In hindsight, it is very easy to spot all the signs of diabetes, being thirsty, urinating more, being more tired than usual, but when you are not considering it, these symptoms are missed.

It is a horrible feeling being parents of diagnosed children. You suddenly look at your child in a new light - they have diabetes. DIABETES feels suddenly like a heavy rock tied around your baby.

I remember only too well, Eddie was 2, previously he had been a bouncy, tidal of fun. A mischievous wilful little boy. DIABETES destroyed that and at first it felt like the end of the road, we were doomed!!

Funnily enough it didn't happen all at once, if it had we may have been more aware, but it was gradual, a steady decline of our toddler. On one particular day, he looked ill, he was ill. He was listless, unresponsive, he was drinking excessively, he had stomach ache, he felt sick - he was obviously VERY SICK.

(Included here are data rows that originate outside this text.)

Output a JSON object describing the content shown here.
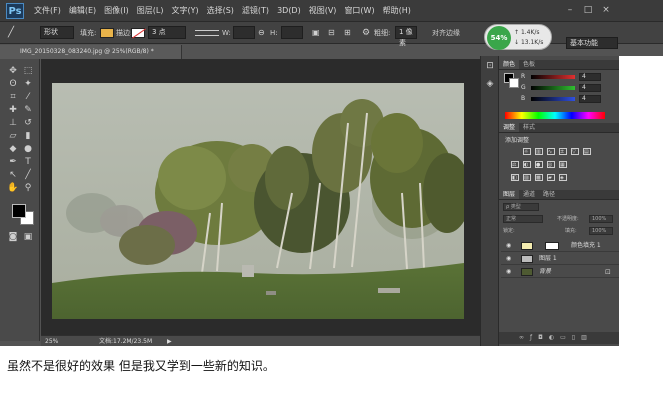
{
  "app": {
    "logo": "Ps"
  },
  "menu": [
    "文件(F)",
    "编辑(E)",
    "图像(I)",
    "图层(L)",
    "文字(Y)",
    "选择(S)",
    "滤镜(T)",
    "3D(D)",
    "视图(V)",
    "窗口(W)",
    "帮助(H)"
  ],
  "window_buttons": [
    "–",
    "□",
    "×"
  ],
  "options_bar": {
    "mode": "形状",
    "fill_label": "填充:",
    "stroke_label": "描边:",
    "stroke_width": "3 点",
    "w_label": "W:",
    "h_label": "H:",
    "weight_label": "粗细:",
    "weight_value": "1 像素",
    "align_label": "对齐边缘",
    "colors": {
      "fill": "#e8b34a",
      "stroke": "#ffffff"
    }
  },
  "network": {
    "percent": "54%",
    "up": "1.4K/s",
    "down": "13.1K/s",
    "color": "#3aa64a"
  },
  "workspace": "基本功能",
  "document": {
    "tab": "IMG_20150328_083240.jpg @ 25%(RGB/8) *"
  },
  "status": {
    "zoom": "25%",
    "doc": "文档:17.2M/23.5M"
  },
  "color_panel": {
    "tabs": [
      "颜色",
      "色板"
    ],
    "channels": [
      {
        "label": "R",
        "value": "4",
        "color": "#e03030"
      },
      {
        "label": "G",
        "value": "4",
        "color": "#30c030"
      },
      {
        "label": "B",
        "value": "4",
        "color": "#3050e0"
      }
    ]
  },
  "adjust_panel": {
    "tabs": [
      "调整",
      "样式"
    ],
    "title": "添加调整"
  },
  "layers_panel": {
    "tabs": [
      "图层",
      "通道",
      "路径"
    ],
    "kind": "ρ 类型",
    "blend_mode": "正常",
    "opacity_label": "不透明度:",
    "opacity_value": "100%",
    "lock_label": "锁定:",
    "fill_label": "填充:",
    "fill_value": "100%",
    "layers": [
      {
        "name": "颜色填充 1",
        "thumb": "fill",
        "thumb_color": "#f4ecb0"
      },
      {
        "name": "图层 1",
        "thumb": "pattern",
        "thumb_color": "#bcbcbc"
      },
      {
        "name": "背景",
        "thumb": "photo",
        "thumb_color": "#4e5a32"
      }
    ]
  },
  "caption": "虽然不是很好的效果  但是我又学到一些新的知识。"
}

Alarm bells rang, I am not a doctor, never been in the medical profession but just because I was diabetic myself and understood diabetes, I knew in the bottom of my heart, my son had a high chance of being diabetic.

All I did was put a urine stick in his nappy - the reading was very clear. You could say I diagnosed my son.

So why, therefore is this not standard procedure in all hospitals especially when it involves excessive urination and lethargy, or even a simple blood test?

The reason I am on my soap box is because I have a friend whose little girl was only diagnosed when she collapsed.

Her mum stated that she was weeing more, she wasn't herself, but because she had a temperature and hadn't literally collapsed she was treated for a virus. It wasn't until she had serious DKA (ketones) and went into a coma that she was finally noticed.

If I could diagnose my own child, why can't someone of a highly qualified medical disposition do the same?

I would be very interested to hear your opinions.